I would recommend that you convert the image to NV21 in native code before passing the bytes to Unity.

Hi,


Thank you for bringing this issue to our attention. You are right, this information is missing at the moment. We've added the strides information to the frame data and it will be available in the next update.


Best regards,

Alexandru

The Android specification for this format does not specify what order the U and V planes are ordered in. The documentation says it is "capable of describing any 4:2:0 chroma-subsampled planar or semiplanar buffer (but not fully interleaved)". This is not a significant issue when using the Java Image class because the U and V planes can be accessed directly (i.e. the 1 and 2 index of the planes is guaranteed to correspond to the U and V planes respectively). However, when the data has already been put into a single buffer if becomes impossible to know whether a UV interleaved plane consists of NV21 or NV12 ordering. We can live with having the stride information, we will cross our fingers that it will cover most situations, but the only practical way to do the conversion may be in native code utilizing the NEON chipset (as found in libyuv).  I realize that the Camera2 interface has created this issue but it remains a performance, efficiency and reliability concern that ideally should not be imposed upon consumers of the data (especially in a non-native environment like C#).

Hi,


The format will always be Yv12.


We don't do any conversion on the native side because we don't know how the data is going to be consumed and don't want to introduce overhead that might not be needed. Which is why we provide only a native pointer to the data. If you require the camera frame on the GPU, you can access the texture from the WikitudeCamera component directly and you don't need to go through plugins. If you need to do additional processing on the camera frame on the CPU, we recommend using a native plugin for that, like we do in our sample.

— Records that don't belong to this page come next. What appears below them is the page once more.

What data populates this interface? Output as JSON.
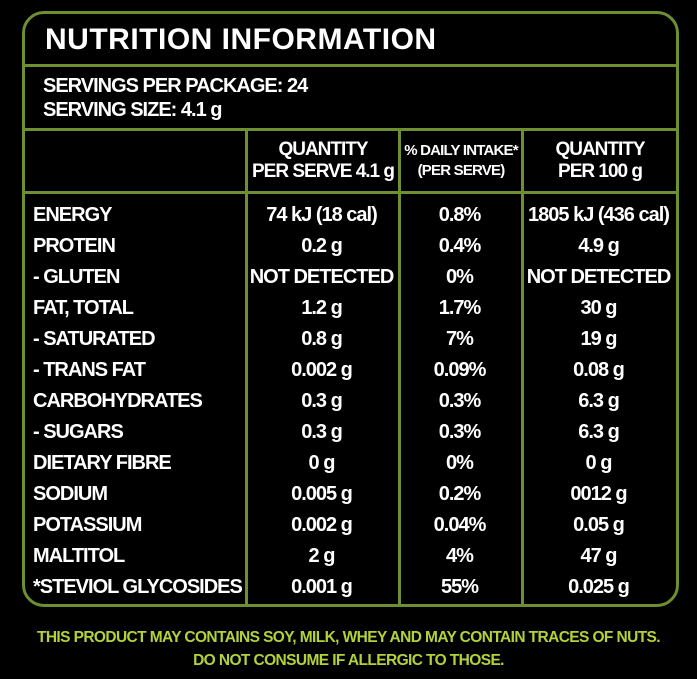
{
  "title": "NUTRITION INFORMATION",
  "servings_per_package": "SERVINGS PER PACKAGE: 24",
  "serving_size": "SERVING SIZE: 4.1 g",
  "headers": [
    {
      "line1": "",
      "line2": ""
    },
    {
      "line1": "QUANTITY",
      "line2": "PER SERVE 4.1 g"
    },
    {
      "line1": "% DAILY INTAKE*",
      "line2": "(PER SERVE)"
    },
    {
      "line1": "QUANTITY",
      "line2": "PER 100 g"
    }
  ],
  "rows": [
    [
      "ENERGY",
      "74 kJ (18 cal)",
      "0.8%",
      "1805 kJ (436 cal)"
    ],
    [
      "PROTEIN",
      "0.2 g",
      "0.4%",
      "4.9 g"
    ],
    [
      "- GLUTEN",
      "NOT DETECTED",
      "0%",
      "NOT DETECTED"
    ],
    [
      "FAT, TOTAL",
      "1.2 g",
      "1.7%",
      "30 g"
    ],
    [
      "- SATURATED",
      "0.8 g",
      "7%",
      "19 g"
    ],
    [
      "- TRANS FAT",
      "0.002 g",
      "0.09%",
      "0.08 g"
    ],
    [
      "CARBOHYDRATES",
      "0.3 g",
      "0.3%",
      "6.3 g"
    ],
    [
      "- SUGARS",
      "0.3 g",
      "0.3%",
      "6.3 g"
    ],
    [
      "DIETARY FIBRE",
      "0 g",
      "0%",
      "0 g"
    ],
    [
      "SODIUM",
      "0.005 g",
      "0.2%",
      "0012 g"
    ],
    [
      "POTASSIUM",
      "0.002 g",
      "0.04%",
      "0.05 g"
    ],
    [
      "MALTITOL",
      "2 g",
      "4%",
      "47 g"
    ],
    [
      "*STEVIOL GLYCOSIDES",
      "0.001 g",
      "55%",
      "0.025 g"
    ]
  ],
  "footer": {
    "line1": "THIS PRODUCT MAY CONTAINS SOY, MILK, WHEY AND MAY CONTAIN TRACES OF NUTS.",
    "line2": "DO NOT CONSUME IF ALLERGIC TO THOSE."
  },
  "colors": {
    "border": "#6e8f30",
    "footer_text": "#b3d23a",
    "background": "#000000"
  }
}
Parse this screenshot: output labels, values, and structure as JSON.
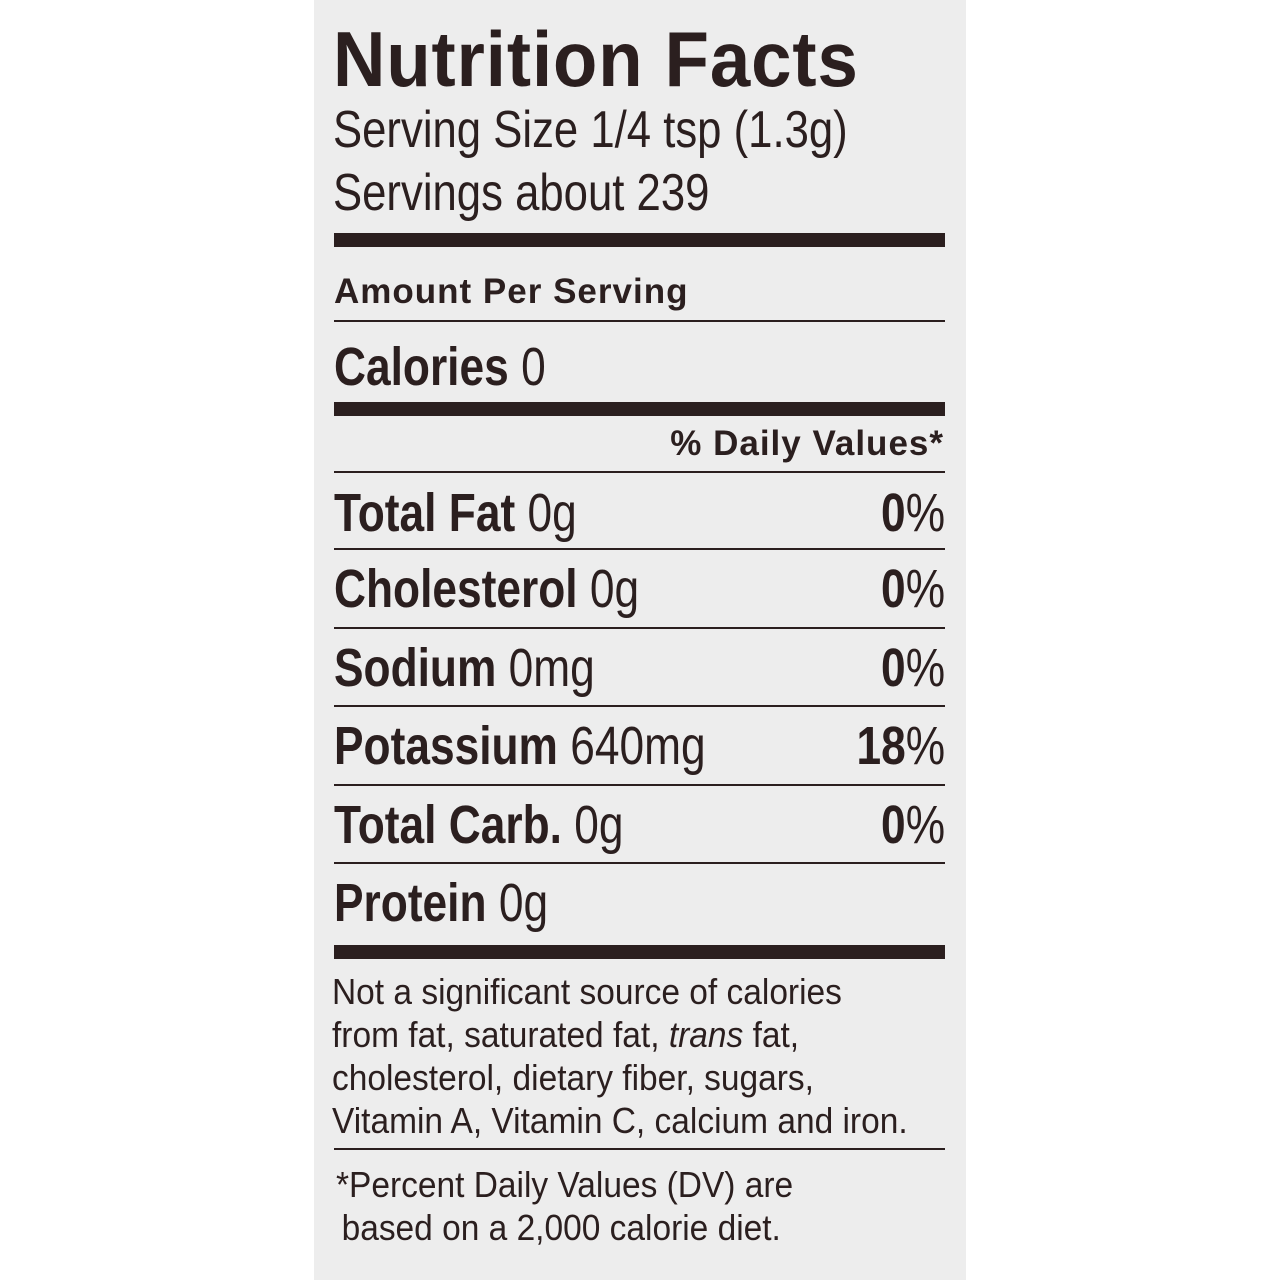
{
  "label": {
    "title": "Nutrition Facts",
    "serving_size": "Serving Size 1/4 tsp (1.3g)",
    "servings": "Servings about 239",
    "amount_per_serving": "Amount Per Serving",
    "calories_label": "Calories",
    "calories_value": "0",
    "daily_values_header": "% Daily Values*",
    "nutrients": [
      {
        "name": "Total Fat",
        "amount": "0g",
        "dv": "0",
        "unit": "%"
      },
      {
        "name": "Cholesterol",
        "amount": "0g",
        "dv": "0",
        "unit": "%"
      },
      {
        "name": "Sodium",
        "amount": "0mg",
        "dv": "0",
        "unit": "%"
      },
      {
        "name": "Potassium",
        "amount": "640mg",
        "dv": "18",
        "unit": "%"
      },
      {
        "name": "Total Carb.",
        "amount": "0g",
        "dv": "0",
        "unit": "%"
      },
      {
        "name": "Protein",
        "amount": "0g"
      }
    ],
    "footnote_lines": [
      "Not a significant source of calories",
      "from fat, saturated fat, ",
      "trans",
      " fat,",
      "cholesterol, dietary fiber, sugars,",
      "Vitamin A, Vitamin C, calcium and iron."
    ],
    "dv_note_lines": [
      "*Percent Daily Values (DV) are",
      "based on a 2,000 calorie diet."
    ]
  },
  "colors": {
    "ink": "#2b1f1f",
    "panel": "#ededed",
    "background": "#ffffff"
  }
}
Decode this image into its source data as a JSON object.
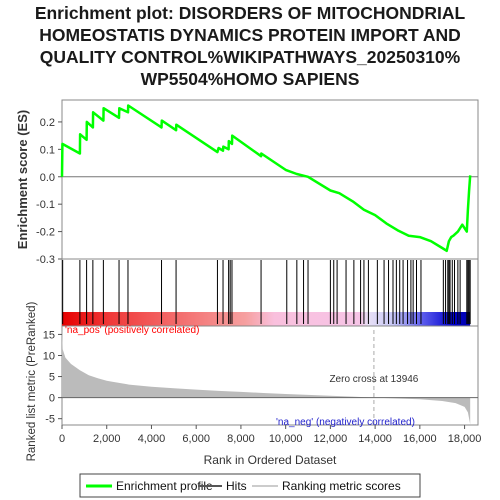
{
  "title_lines": [
    "Enrichment plot: DISORDERS OF MITOCHONDRIAL",
    "HOMEOSTATIS DYNAMICS PROTEIN IMPORT AND",
    "QUALITY CONTROL%WIKIPATHWAYS_20250310%",
    "WP5504%HOMO SAPIENS"
  ],
  "colors": {
    "enrichment_line": "#00ff00",
    "hits": "#000000",
    "metric_fill": "#bbbbbb",
    "zero_line": "#aaaaaa",
    "pos_label": "#ff0000",
    "neg_label": "#2222cc"
  },
  "chart_data": {
    "type": "line",
    "title": "Enrichment plot: DISORDERS OF MITOCHONDRIAL HOMEOSTATIS DYNAMICS PROTEIN IMPORT AND QUALITY CONTROL%WIKIPATHWAYS_20250310% WP5504%HOMO SAPIENS",
    "xlabel": "Rank in Ordered Dataset",
    "x_ticks": [
      0,
      2000,
      4000,
      6000,
      8000,
      10000,
      12000,
      14000,
      16000,
      18000
    ],
    "x_tick_labels": [
      "0",
      "2,000",
      "4,000",
      "6,000",
      "8,000",
      "10,000",
      "12,000",
      "14,000",
      "16,000",
      "18,000"
    ],
    "xlim": [
      0,
      18600
    ],
    "es_panel": {
      "ylabel": "Enrichment score (ES)",
      "ylim": [
        -0.3,
        0.28
      ],
      "y_ticks": [
        0.2,
        0.1,
        0.0,
        -0.1,
        -0.2,
        -0.3
      ],
      "y_tick_labels": [
        "0.2",
        "0.1",
        "0.0",
        "-0.1",
        "-0.2",
        "-0.3"
      ],
      "series_name": "Enrichment profile",
      "points": [
        [
          0,
          0.0
        ],
        [
          20,
          0.12
        ],
        [
          800,
          0.085
        ],
        [
          810,
          0.155
        ],
        [
          1100,
          0.135
        ],
        [
          1110,
          0.2
        ],
        [
          1380,
          0.18
        ],
        [
          1390,
          0.235
        ],
        [
          1850,
          0.205
        ],
        [
          1860,
          0.25
        ],
        [
          2550,
          0.215
        ],
        [
          2560,
          0.25
        ],
        [
          2950,
          0.235
        ],
        [
          2960,
          0.26
        ],
        [
          4450,
          0.18
        ],
        [
          4460,
          0.205
        ],
        [
          5100,
          0.17
        ],
        [
          5110,
          0.19
        ],
        [
          6950,
          0.09
        ],
        [
          7000,
          0.105
        ],
        [
          7200,
          0.095
        ],
        [
          7210,
          0.11
        ],
        [
          7450,
          0.1
        ],
        [
          7460,
          0.13
        ],
        [
          7600,
          0.12
        ],
        [
          7610,
          0.15
        ],
        [
          8900,
          0.075
        ],
        [
          8910,
          0.085
        ],
        [
          10000,
          0.025
        ],
        [
          10500,
          0.01
        ],
        [
          11000,
          0.0
        ],
        [
          12000,
          -0.05
        ],
        [
          12400,
          -0.06
        ],
        [
          13000,
          -0.09
        ],
        [
          13500,
          -0.12
        ],
        [
          14000,
          -0.14
        ],
        [
          14500,
          -0.17
        ],
        [
          15000,
          -0.195
        ],
        [
          15500,
          -0.215
        ],
        [
          16000,
          -0.22
        ],
        [
          16500,
          -0.235
        ],
        [
          17000,
          -0.26
        ],
        [
          17200,
          -0.27
        ],
        [
          17300,
          -0.235
        ],
        [
          17400,
          -0.22
        ],
        [
          17500,
          -0.215
        ],
        [
          17700,
          -0.2
        ],
        [
          17900,
          -0.175
        ],
        [
          18100,
          -0.2
        ],
        [
          18150,
          -0.12
        ],
        [
          18200,
          -0.05
        ],
        [
          18250,
          0.005
        ]
      ]
    },
    "hits": [
      30,
      800,
      1100,
      1380,
      1850,
      2550,
      2950,
      4450,
      5100,
      6950,
      7200,
      7450,
      7520,
      7600,
      8900,
      10050,
      10500,
      10800,
      11000,
      12000,
      12150,
      12300,
      12700,
      13050,
      13350,
      13500,
      13700,
      14100,
      14400,
      14600,
      14800,
      14950,
      15100,
      15250,
      15450,
      15600,
      15700,
      15850,
      16050,
      17050,
      17150,
      17250,
      17300,
      17350,
      17450,
      17550,
      17700,
      17800,
      18100,
      18150,
      18200,
      18250
    ],
    "hits_legend": "Hits",
    "metric_panel": {
      "ylabel": "Ranked list metric (PreRanked)",
      "ylim": [
        -6.5,
        17
      ],
      "y_ticks": [
        15,
        10,
        5,
        0,
        -5
      ],
      "y_tick_labels": [
        "15",
        "10",
        "5",
        "0",
        "-5"
      ],
      "series_name": "Ranking metric scores",
      "curve": [
        [
          0,
          16.5
        ],
        [
          30,
          11.5
        ],
        [
          150,
          9.5
        ],
        [
          400,
          8
        ],
        [
          800,
          6.5
        ],
        [
          1200,
          5.3
        ],
        [
          1600,
          4.6
        ],
        [
          2000,
          4.0
        ],
        [
          3000,
          3.1
        ],
        [
          4000,
          2.6
        ],
        [
          5000,
          2.2
        ],
        [
          6000,
          1.9
        ],
        [
          7000,
          1.6
        ],
        [
          8000,
          1.35
        ],
        [
          9000,
          1.1
        ],
        [
          10000,
          0.85
        ],
        [
          11000,
          0.65
        ],
        [
          12000,
          0.45
        ],
        [
          13000,
          0.25
        ],
        [
          13946,
          0.0
        ],
        [
          15000,
          -0.2
        ],
        [
          16000,
          -0.4
        ],
        [
          17000,
          -0.8
        ],
        [
          17600,
          -1.3
        ],
        [
          18000,
          -2.2
        ],
        [
          18150,
          -3.5
        ],
        [
          18250,
          -6.3
        ]
      ],
      "zero_cross_label": "Zero cross at 13946",
      "zero_cross": 13946,
      "pos_label": "'na_pos' (positively correlated)",
      "neg_label": "'na_neg' (negatively correlated)"
    },
    "legend": [
      "Enrichment profile",
      "Hits",
      "Ranking metric scores"
    ]
  }
}
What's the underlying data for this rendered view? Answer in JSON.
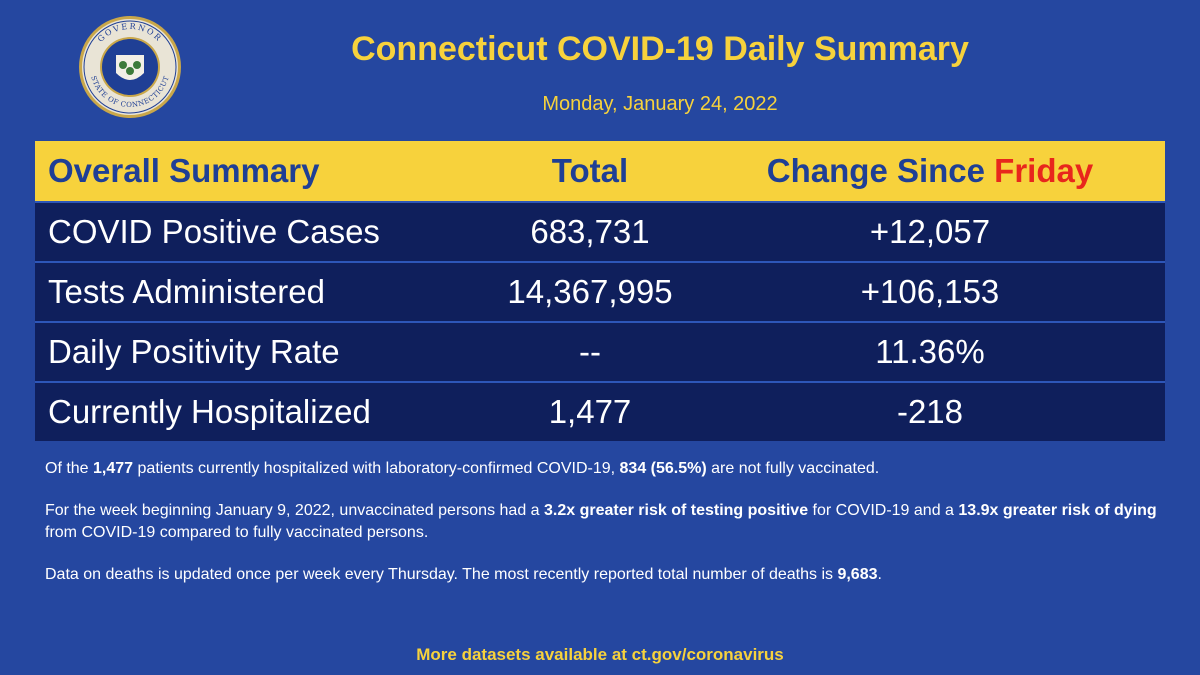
{
  "seal": {
    "top_text": "GOVERNOR",
    "bottom_text": "STATE OF CONNECTICUT"
  },
  "header": {
    "title": "Connecticut COVID-19 Daily Summary",
    "date": "Monday, January 24, 2022"
  },
  "table": {
    "col_summary": "Overall Summary",
    "col_total": "Total",
    "col_change_prefix": "Change Since ",
    "col_change_day": "Friday",
    "rows": [
      {
        "label": "COVID Positive Cases",
        "total": "683,731",
        "change": "+12,057"
      },
      {
        "label": "Tests Administered",
        "total": "14,367,995",
        "change": "+106,153"
      },
      {
        "label": "Daily Positivity Rate",
        "total": "--",
        "change": "11.36%"
      },
      {
        "label": "Currently Hospitalized",
        "total": "1,477",
        "change": "-218"
      }
    ]
  },
  "notes": {
    "p1_a": "Of the ",
    "p1_b": "1,477",
    "p1_c": " patients currently hospitalized with laboratory-confirmed COVID-19, ",
    "p1_d": "834 (56.5%)",
    "p1_e": " are not fully vaccinated.",
    "p2_a": "For the week beginning January 9, 2022, unvaccinated persons had a ",
    "p2_b": "3.2x greater risk of testing positive",
    "p2_c": " for COVID-19 and a ",
    "p2_d": "13.9x greater risk of dying",
    "p2_e": " from COVID-19 compared to fully vaccinated persons.",
    "p3_a": "Data on deaths is updated once per week every Thursday. The most recently reported total number of deaths is ",
    "p3_b": "9,683",
    "p3_c": "."
  },
  "footer": {
    "text": "More datasets available at ct.gov/coronavirus"
  }
}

We will consider adding a helper function to convert to RGB if processing in C# is required.


Best regards,

Alexandru

Can you clarify what you mean by "The format will always be Yv12."?

Are you saying that the format will always be NV12?

If so then we are reporting that we are not seeing interleaved UV values.

If you are saying that the format will always be a 12 format (i.e. U followed by V) then this resolves our concern about the ordering.

And, you might consider changing the "colorspace" enumerator to something other than YUV_420_NV21.


Hi,


Sorry I wasn't clear before. Since SDK 6.0 we changed it so that plugins always return 12 format on Android. In the next update, we will provide the stride information as well as fixing the enumerator to contain the proper value. It is expected that the values are not interleaved. I apologize for the inconvenience that this wasn't fixed properly in the initial release.


Best regards,

Alexandru

Sorry, but one final point of clarification.

The purpose of the original posting was to point out that developers have suggested that different devices may produce different results from the Camera2 interface (i.e. interleaved or non-interleaved UV).

Is it still the case (as your documentation states) that the result is the ImageFormat.YUV_420_888 format and therefore we will need the pixel stride information to determine whether it is interleaved?

Or is it "expected that the values are not interleaved" in which case we do not need the stride information?

I should clarify something from the comments above.

The format returned by Wikitude appears to be YV12 format which is V followed by U ( I stated incorrectly before).

This should not be confused with NV12 which is actually U followed by V or NV21 which is V followed by U (which is confusing indeed).